Robin McKinley’s Dragonhaven, the story of a young boy who illegally raises an orphaned dragon, is written in first person, narrated by Jake. On the face of it, first person seems like the rather obvious choice. The conceit is that this is a memoir documenting an event that is famous in Jake’s world, while in our world, the intimate and confessional nature of first person lends itself very well to YA.
But the problem is twofold. First, Jake’s narration is something of an unfiltered internal monologue, a huge departure from Robin McKinley’s usual lyrical style that was off-putting to many readers. Secondly, Jake isn’t around for some pretty major plot events, most notably, well, the entire climax. Seriously, he’s holed up with his dragons while the rest of the staff of the park holds off the National bloody Guard. He’s told how it all went down afterward, and the explanation that “we” (being the readers of the memoir in his world, not the readers of the novel in ours) should have all heard about it on the news is cute, but still makes the whole thing rather unsatisfying.
So does this mean it should have been written differently? Well, no. It’s all about priorities. This is primarily a Boy and His Dog type story, with the focus being on how a teenage boy copes with the stresses and joys of motherhood (and yes, he’s rather specific about it being motherhood) taken to fantastic extremes. Taking it out of Jake’s immediate perspective would have been a very different story, and whether “different” means “better” is highly subjective.

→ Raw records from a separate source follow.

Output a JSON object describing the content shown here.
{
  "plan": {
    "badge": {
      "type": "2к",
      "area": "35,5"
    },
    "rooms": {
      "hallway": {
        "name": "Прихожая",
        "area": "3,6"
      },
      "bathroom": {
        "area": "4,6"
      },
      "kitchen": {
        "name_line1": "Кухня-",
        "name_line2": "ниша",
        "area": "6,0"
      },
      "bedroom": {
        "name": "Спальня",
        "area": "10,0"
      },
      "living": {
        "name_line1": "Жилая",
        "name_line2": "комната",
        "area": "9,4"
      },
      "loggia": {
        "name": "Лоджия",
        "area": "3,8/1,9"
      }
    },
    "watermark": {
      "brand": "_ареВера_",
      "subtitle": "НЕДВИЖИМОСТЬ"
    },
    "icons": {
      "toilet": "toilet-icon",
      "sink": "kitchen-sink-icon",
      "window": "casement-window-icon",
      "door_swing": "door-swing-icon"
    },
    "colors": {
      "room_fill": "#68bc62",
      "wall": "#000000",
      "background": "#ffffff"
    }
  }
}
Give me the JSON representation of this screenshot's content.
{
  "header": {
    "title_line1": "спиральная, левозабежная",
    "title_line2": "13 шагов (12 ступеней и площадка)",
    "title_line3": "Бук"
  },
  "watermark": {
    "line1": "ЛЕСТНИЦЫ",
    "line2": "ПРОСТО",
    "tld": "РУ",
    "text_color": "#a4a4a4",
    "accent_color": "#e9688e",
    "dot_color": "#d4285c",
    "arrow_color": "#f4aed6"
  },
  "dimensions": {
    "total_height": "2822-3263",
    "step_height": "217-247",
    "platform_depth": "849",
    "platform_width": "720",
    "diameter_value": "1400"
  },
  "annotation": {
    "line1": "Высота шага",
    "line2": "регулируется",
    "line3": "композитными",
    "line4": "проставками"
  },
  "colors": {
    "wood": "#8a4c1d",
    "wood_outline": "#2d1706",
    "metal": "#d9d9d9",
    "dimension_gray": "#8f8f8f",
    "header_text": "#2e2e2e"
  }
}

Still, it’s important to weigh all these factors in when you’re making these decisions in your own work. You needn’t be a slave to your author “brand” and stick exclusively to an established style and theme, but it’s still wise to be aware of what expectations your readers are bringing to the table. If you’re limiting the perspective, can you still establish the necessary events? If you’re going wide, can you still get us close to your characters? Sometimes the identity of the best narrator will jump out and beat you over the head, but frequently you’ll have to make trade-offs and weigh the pros and cons, maybe even try out several options in different drafts. Though the peanut gallery is always going to have our opinions on how well it worked, in the end, only you know what’s going to best serve the story you want to tell.